Odell v. New York Central & Hudson River Railroad

Parker, J.

The action was for injuries sustained by plaintiff while in the employ of the defendant.

For some months prior to the accident plaintiff had been engaged in the operation of sawing machines in defendant’s car shops at West Morrisania. The injury resulted from the unexpected starting of the machinery while plaintiff was engaged in changing saws.

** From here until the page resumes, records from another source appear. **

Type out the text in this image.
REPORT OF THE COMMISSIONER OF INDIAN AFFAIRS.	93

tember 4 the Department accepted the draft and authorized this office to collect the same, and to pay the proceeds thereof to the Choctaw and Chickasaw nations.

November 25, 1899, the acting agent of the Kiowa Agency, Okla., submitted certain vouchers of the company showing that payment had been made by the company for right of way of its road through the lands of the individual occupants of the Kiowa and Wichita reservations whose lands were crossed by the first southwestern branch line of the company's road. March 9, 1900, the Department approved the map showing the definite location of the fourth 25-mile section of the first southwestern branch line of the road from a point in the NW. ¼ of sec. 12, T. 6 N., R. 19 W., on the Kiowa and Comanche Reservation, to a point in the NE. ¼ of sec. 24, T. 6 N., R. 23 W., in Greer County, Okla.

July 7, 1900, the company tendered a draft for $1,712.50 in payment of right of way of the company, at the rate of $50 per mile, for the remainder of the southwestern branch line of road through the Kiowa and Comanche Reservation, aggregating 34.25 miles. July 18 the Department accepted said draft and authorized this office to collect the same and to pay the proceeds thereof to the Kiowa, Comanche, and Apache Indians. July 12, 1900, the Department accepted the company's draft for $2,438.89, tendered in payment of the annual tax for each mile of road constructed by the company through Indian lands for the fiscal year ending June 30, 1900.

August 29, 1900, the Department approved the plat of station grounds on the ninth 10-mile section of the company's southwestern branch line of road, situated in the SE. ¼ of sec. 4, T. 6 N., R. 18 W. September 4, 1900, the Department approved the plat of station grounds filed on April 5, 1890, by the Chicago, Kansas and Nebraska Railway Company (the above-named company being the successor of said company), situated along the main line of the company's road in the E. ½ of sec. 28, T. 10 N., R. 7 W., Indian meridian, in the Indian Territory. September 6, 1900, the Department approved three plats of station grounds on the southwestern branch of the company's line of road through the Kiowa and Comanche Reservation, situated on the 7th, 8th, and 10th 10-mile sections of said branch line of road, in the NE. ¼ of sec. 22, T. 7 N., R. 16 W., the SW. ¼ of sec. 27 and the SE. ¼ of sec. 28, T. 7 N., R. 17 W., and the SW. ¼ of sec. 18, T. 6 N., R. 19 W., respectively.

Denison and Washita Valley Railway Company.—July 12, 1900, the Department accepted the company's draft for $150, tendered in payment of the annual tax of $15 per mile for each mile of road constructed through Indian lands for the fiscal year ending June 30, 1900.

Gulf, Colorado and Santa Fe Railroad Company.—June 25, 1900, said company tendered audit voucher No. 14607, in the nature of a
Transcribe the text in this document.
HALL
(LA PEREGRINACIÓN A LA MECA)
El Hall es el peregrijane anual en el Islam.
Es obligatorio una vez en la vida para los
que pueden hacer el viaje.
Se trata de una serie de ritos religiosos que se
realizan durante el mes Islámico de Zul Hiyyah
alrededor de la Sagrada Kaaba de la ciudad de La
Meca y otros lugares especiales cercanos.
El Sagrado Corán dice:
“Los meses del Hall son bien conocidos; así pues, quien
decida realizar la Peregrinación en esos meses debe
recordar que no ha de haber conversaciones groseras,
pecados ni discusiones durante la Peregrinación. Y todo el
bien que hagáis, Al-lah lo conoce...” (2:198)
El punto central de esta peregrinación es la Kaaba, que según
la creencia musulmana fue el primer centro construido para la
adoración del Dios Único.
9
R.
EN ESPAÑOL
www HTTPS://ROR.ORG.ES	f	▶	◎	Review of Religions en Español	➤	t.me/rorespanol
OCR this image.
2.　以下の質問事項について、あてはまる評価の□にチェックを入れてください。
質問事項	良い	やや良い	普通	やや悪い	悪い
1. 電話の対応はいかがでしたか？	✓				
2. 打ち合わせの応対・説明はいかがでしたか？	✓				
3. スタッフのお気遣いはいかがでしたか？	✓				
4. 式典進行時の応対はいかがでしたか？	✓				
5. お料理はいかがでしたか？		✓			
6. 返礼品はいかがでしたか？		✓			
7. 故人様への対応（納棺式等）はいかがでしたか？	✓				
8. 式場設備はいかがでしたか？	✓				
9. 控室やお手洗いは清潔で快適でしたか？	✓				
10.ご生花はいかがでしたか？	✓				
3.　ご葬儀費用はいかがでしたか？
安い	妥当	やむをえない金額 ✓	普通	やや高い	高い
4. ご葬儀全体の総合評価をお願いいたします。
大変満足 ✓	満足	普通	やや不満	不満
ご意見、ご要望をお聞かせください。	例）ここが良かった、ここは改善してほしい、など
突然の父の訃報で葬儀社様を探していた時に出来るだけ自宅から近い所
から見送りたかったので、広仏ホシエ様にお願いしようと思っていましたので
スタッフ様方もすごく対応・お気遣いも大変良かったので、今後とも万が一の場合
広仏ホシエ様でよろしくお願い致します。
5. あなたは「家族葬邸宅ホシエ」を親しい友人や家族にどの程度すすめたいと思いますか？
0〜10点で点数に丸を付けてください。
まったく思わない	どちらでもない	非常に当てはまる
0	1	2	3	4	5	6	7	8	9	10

It is alleged that the starting was occasioned by the fact that the square bolt or pin, which holds the weight or binder from the belt, called the lever pin, had become so nearly round by frequent use, that it slipped out of the square slot into which it was entered, thereby causing the weight or binder to drop upon the belt and start the saws.

The defendant’s evidence tended to show that the plaintiff, having full knowledge of the existence of the defect complained of, nevertheless continued to use the machinery until the happening of the accident. If such were the fact, defendant is not chargeable with the consequences resulting therefrom. (Powers v. N. Y., L. E & W. R. R. Co., 98 N. Y. 274; Monaghan v. N. Y. C. & H. R. R. R. Co., 45 Hun, 113.)

But upon this point the evidence was confiieting, and thus was presented a question of fact for the jury.

The counsel for the defendant, at the close of the charge, requested the court to instruct the jury “that if the plaintiff knew or had notice that the machine was out of order, and with this knowledge placed his left hand upon the saw, that the placing of his hand upon the saw, with this knowledge and under the circumstances, constitutes contributory negligence, and the plaintiff cannot recover.”

The request was denied and an exception taken.

•Inasmuch as the court had omitted to instruct the jury upon this subject previous to the making of the request, the refusal to charge as requested was error. (Lanning v. N. Y. C. R. R. Co., 49 N. Y 521; Gibson v. E. R. Co., 63 N Y. 449.)